05/26/2025
This Memorial Day, I’m grateful for those who fight and have fought for our freedom. Thank you.
I’m remembering my grandfather.
“I came in the night saying my prayers,” he wrote on the D-Day Anniversary program handed him by a small French boy at the VIP tent at Iron Mike.
My grandfather, Capt. Chet Graham, 82nd Airborne, 508 PIR, F and Hq, left law school to fight against the Darkness. He carried 120 pounds of gear - and only a rifle and a hand gr***de. On the way across the channel the Germans lit up the sky with searchlights. Combined with the moonlight, “You could see the plane’s travelers and the anti-aircraft fire,” he recalls. His plane took heavy flack, but he ensured everyone jumped – he said he had to push the last guy out.
Everyone missed their drop zones. “My signal officer dropped 30 miles away. And I dropped at about 250 feet,” he muses.

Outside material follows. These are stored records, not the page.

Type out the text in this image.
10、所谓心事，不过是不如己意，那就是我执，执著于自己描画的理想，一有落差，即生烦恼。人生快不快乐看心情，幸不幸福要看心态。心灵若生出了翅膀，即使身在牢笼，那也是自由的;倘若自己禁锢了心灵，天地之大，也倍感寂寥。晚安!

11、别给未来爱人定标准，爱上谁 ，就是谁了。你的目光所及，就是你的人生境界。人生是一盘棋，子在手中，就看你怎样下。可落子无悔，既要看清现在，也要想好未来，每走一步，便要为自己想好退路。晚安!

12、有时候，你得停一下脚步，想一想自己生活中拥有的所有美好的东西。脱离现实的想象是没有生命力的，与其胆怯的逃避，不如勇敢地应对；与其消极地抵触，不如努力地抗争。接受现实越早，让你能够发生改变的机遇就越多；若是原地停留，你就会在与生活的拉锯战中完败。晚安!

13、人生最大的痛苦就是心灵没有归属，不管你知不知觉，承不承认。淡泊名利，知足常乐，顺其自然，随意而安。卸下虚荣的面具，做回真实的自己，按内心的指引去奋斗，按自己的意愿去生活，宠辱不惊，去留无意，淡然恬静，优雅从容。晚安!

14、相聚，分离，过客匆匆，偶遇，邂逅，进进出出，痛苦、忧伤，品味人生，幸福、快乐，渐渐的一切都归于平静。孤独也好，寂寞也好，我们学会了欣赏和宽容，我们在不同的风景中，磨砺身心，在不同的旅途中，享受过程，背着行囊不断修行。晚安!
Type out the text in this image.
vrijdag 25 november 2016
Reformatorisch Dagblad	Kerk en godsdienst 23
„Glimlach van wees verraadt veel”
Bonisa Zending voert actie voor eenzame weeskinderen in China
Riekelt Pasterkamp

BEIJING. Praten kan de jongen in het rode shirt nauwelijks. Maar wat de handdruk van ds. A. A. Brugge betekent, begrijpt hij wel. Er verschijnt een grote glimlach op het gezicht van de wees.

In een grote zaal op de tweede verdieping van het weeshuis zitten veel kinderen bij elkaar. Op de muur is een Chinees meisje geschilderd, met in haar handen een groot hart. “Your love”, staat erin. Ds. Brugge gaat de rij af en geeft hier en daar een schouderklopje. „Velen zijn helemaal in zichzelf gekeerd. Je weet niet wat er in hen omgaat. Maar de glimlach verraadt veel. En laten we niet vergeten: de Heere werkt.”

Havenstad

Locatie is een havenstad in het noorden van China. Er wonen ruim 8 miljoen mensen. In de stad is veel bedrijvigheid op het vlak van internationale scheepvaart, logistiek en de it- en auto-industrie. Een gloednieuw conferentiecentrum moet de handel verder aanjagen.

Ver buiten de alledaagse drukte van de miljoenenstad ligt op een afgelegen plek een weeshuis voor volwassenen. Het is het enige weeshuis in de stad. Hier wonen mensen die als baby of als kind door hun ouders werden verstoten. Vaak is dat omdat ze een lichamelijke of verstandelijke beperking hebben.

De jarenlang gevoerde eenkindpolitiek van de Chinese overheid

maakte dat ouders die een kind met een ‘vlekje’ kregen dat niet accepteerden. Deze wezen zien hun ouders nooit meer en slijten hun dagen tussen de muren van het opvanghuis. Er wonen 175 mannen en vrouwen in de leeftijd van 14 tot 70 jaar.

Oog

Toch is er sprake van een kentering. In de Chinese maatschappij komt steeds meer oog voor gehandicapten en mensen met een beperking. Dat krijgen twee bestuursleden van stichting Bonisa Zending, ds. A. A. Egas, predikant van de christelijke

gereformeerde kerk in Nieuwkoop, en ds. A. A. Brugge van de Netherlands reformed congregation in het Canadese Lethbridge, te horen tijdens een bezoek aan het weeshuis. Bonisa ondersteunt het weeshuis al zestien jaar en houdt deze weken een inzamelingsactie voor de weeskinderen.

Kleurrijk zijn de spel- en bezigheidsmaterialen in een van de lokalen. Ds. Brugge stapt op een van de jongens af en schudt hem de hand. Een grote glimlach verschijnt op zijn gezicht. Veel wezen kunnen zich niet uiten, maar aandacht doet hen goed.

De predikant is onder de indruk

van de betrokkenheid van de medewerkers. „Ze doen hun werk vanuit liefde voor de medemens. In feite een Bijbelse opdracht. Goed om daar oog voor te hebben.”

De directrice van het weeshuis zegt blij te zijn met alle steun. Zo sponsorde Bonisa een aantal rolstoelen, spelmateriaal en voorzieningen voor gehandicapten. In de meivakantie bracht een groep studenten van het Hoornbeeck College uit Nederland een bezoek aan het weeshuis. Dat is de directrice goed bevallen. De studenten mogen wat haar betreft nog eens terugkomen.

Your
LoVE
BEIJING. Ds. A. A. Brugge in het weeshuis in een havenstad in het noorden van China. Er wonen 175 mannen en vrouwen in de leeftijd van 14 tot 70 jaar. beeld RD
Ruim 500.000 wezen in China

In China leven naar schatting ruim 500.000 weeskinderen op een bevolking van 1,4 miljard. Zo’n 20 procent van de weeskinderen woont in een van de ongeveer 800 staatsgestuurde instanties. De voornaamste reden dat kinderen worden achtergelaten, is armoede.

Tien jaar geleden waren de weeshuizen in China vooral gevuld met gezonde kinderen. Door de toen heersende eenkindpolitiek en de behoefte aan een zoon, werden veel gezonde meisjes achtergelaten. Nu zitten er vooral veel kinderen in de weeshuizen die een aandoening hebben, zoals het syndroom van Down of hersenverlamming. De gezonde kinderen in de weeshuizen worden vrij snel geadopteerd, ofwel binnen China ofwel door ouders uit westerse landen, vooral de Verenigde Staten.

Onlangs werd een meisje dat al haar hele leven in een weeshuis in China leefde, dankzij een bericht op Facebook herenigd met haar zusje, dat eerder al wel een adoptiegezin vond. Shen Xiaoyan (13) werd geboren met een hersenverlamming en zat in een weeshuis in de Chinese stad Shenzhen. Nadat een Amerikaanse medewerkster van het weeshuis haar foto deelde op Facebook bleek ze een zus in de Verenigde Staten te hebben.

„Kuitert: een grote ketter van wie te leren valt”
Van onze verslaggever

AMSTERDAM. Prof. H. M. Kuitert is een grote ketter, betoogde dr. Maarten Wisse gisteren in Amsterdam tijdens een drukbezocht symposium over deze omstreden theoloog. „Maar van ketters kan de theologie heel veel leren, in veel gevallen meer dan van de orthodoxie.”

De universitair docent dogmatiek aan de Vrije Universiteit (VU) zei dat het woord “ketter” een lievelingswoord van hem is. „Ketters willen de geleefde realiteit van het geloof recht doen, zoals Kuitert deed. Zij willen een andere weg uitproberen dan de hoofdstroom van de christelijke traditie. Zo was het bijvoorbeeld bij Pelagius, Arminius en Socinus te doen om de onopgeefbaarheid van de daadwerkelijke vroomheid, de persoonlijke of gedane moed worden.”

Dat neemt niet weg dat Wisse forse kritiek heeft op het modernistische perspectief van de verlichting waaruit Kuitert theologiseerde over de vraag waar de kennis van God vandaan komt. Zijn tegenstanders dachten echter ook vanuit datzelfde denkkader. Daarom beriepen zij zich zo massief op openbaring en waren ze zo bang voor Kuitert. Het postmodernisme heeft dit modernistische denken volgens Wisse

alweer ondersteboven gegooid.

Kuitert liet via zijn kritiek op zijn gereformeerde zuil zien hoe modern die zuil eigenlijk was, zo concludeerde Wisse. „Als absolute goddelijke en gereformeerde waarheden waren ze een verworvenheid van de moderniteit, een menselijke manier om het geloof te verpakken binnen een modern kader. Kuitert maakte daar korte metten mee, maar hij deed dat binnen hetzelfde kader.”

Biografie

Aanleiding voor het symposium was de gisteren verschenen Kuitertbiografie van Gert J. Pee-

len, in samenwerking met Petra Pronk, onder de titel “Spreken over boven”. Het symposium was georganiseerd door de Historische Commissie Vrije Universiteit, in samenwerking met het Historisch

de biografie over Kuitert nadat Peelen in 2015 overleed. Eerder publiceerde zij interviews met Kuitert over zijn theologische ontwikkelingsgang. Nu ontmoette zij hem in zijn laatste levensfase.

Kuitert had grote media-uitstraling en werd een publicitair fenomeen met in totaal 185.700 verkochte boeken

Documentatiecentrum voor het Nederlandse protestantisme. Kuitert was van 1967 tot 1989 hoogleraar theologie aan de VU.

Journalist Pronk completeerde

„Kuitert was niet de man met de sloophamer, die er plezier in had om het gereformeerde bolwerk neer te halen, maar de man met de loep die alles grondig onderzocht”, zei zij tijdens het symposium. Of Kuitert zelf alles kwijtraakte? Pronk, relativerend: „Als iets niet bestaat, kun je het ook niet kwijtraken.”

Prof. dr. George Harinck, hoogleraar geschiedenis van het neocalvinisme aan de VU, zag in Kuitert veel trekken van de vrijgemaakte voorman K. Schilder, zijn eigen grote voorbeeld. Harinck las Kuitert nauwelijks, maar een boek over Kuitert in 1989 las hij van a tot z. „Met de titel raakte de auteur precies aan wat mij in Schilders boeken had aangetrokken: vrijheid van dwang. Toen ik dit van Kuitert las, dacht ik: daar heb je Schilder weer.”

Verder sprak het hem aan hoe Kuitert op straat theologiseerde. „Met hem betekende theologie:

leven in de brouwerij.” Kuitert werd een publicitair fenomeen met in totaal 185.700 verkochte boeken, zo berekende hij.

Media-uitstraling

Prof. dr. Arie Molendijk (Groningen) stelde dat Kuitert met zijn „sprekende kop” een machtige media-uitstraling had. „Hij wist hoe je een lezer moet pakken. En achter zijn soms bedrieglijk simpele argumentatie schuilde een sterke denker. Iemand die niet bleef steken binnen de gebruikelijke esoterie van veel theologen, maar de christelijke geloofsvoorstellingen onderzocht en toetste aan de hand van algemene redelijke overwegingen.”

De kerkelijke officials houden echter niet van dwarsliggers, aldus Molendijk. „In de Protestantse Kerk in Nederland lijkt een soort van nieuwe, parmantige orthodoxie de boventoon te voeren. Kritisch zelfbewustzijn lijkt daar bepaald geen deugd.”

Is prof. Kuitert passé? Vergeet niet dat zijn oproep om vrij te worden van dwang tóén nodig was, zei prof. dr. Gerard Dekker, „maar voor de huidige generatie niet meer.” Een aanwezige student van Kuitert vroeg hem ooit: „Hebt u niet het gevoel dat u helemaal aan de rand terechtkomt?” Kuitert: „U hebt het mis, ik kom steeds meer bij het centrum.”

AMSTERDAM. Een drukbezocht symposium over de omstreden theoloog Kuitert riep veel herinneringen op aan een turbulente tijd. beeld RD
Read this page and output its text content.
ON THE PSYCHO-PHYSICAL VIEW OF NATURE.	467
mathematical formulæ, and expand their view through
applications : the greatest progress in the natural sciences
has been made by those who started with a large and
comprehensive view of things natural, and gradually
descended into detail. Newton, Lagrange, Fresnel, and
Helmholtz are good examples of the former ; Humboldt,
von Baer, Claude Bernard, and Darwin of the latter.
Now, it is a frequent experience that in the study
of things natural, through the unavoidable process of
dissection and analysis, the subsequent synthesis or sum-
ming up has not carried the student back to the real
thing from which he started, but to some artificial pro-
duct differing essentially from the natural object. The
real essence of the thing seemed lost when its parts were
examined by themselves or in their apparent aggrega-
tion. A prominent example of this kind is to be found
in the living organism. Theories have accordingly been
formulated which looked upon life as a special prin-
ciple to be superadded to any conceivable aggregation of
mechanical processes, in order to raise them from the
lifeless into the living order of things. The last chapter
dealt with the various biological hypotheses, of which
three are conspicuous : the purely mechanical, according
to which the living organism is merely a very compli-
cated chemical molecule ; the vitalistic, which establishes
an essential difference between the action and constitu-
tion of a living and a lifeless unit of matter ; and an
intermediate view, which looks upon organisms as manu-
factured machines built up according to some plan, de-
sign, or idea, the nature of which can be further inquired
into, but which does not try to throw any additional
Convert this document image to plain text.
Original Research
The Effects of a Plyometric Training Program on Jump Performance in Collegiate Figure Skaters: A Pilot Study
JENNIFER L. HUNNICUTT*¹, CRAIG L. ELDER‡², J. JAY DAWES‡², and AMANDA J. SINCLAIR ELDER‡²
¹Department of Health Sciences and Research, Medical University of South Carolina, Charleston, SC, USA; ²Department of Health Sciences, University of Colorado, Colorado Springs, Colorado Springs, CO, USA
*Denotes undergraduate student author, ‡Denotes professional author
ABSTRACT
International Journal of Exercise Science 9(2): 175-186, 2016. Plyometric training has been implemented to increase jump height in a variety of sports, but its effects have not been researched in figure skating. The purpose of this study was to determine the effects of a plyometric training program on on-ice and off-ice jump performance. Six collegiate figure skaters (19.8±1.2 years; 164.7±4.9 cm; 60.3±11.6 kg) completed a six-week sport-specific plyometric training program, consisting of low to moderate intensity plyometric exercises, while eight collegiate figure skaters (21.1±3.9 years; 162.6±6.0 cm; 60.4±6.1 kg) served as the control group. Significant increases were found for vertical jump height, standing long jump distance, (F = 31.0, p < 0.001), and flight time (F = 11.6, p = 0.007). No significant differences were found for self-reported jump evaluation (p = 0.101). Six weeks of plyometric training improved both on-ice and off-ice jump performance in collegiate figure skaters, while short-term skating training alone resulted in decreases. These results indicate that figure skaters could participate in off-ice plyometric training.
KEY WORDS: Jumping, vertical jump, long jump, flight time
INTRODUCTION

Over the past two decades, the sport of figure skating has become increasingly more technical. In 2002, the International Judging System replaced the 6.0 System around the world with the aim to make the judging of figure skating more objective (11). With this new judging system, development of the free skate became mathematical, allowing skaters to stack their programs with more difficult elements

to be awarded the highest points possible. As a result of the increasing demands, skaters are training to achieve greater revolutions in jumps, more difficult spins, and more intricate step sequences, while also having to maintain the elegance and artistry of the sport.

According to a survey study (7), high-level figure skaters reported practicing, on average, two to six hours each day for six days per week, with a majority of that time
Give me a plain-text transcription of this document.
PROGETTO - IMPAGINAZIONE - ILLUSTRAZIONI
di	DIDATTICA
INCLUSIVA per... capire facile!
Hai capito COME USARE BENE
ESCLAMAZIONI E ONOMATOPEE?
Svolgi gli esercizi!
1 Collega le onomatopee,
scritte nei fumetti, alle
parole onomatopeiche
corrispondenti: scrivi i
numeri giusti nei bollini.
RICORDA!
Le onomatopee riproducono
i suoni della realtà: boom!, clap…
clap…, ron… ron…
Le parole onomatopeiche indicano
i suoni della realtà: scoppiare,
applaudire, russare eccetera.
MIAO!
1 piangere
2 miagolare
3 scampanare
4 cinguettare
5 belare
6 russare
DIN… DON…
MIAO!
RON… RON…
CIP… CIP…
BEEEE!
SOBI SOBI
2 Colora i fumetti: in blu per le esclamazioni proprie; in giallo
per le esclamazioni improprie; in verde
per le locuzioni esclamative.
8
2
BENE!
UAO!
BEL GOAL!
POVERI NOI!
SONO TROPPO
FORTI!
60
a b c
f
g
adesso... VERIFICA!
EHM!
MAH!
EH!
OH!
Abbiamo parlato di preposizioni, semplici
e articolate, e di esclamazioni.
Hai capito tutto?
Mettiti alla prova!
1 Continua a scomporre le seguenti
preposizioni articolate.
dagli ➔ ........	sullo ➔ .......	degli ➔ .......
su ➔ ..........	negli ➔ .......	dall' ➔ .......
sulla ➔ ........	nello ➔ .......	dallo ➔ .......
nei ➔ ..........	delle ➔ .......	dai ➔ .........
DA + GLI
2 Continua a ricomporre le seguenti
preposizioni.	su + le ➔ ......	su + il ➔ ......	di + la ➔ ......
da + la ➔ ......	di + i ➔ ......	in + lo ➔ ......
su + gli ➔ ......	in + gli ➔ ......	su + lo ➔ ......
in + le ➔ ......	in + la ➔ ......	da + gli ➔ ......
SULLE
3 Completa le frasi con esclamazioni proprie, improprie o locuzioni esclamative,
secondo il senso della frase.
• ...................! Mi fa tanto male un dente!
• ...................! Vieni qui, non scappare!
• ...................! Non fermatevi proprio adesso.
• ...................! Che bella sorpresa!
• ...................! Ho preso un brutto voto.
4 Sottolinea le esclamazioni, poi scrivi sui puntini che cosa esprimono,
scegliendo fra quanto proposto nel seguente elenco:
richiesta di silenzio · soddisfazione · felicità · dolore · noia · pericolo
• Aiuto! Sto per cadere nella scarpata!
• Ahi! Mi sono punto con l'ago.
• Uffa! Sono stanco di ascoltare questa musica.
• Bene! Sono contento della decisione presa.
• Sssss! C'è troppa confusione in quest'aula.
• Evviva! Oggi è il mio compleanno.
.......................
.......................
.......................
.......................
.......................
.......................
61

He landed in an apple tree on Georges Marion’s Picauville orchard on a street that now bears his name. ”His father let us get water from his pump during the liberation,” he recalled that risky choice.
They moved to reconnoiter – then faced brutal Hill 30, The Battle of Bloody Gulch.
Next, they fought at Hill 95 where my grandfather briefly commanded. They had an exposed flank. General Lindquist and he had a difference of opinion: ending with my grandfather asking him to come down there and then give those orders. He stood up for his men and lost command. They lost 70 of their 150 men company during these Battles of Normandie.
Later they dropped into the Nijmegen - Market Garden - two days before his daughter, my mom, would make her entrance. Then he fought in the frigid Ardennes - Battle of the Bulge. - and he would never talk about it. His eyes would just glaze over.
I miss him and wish we were making another D-Day trip to Normandie this year.